Git Product home page Git Product logo

Comments (5)

garethjns avatar garethjns commented on May 30, 2024

Hi Thomas,

Glad you got the code running, out of interest, what were the specs of the computer you ran it on? I'm interested as this version of the code has the "manual" parallel processing aspects removed, although, some of the MATLAB functions (FFT, model training, etc.) are inherently multithreaded. Training on my machine using already extracted features takes around 2700s (it should be much faster if you run the training again, as the features are saved so don’t need extracting again – I’m assuming this is the stage that took up most of the time).

To answer your questions:

The output.csv is formatted as required by the Kaggle competition. Although the prediction column is called 'Class', you're correct, it should actually the prediction probability rather than the class label (which seems to be fairly common in Kaggle classification competitions). Generally, this means that if you apply a threshold yourself and submit class labels it'll work, but likely to increase the loss and harm your score.

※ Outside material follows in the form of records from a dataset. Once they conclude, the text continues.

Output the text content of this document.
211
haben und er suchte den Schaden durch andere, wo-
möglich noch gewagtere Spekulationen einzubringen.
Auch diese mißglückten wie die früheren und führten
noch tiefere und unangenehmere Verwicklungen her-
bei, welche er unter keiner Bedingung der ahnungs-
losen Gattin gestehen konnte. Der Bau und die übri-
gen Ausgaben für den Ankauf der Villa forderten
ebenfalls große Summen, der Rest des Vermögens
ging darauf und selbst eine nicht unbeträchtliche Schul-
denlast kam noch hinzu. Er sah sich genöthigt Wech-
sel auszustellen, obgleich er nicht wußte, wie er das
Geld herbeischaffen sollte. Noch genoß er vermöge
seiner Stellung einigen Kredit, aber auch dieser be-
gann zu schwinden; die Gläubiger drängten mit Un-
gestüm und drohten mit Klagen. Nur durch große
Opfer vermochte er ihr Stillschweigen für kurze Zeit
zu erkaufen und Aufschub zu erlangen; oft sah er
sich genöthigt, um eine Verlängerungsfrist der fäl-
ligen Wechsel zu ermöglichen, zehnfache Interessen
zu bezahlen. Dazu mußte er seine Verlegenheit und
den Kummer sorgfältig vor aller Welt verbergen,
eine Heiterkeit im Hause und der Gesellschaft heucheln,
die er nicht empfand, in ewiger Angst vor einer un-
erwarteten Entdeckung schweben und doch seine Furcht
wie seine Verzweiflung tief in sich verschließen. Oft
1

In this case, the scoring is AUC, and the Kaggle scoring script normalises the probabilities first (I think by zscore). Regardless of the normalisation, the I don't think the absolute range of the values matters for calculating AUC - it's the distribution of values within the min-max range that matter, rather than the absolute values.

The AUC scores printed to the command window by train.m are the scores for the two individual models on the training data. The values are the average of the AUC for each of 6 CV folds – the individual scores are in RBTg.AUCs{k} and SVMg.AUCs{k}, where k is the fold.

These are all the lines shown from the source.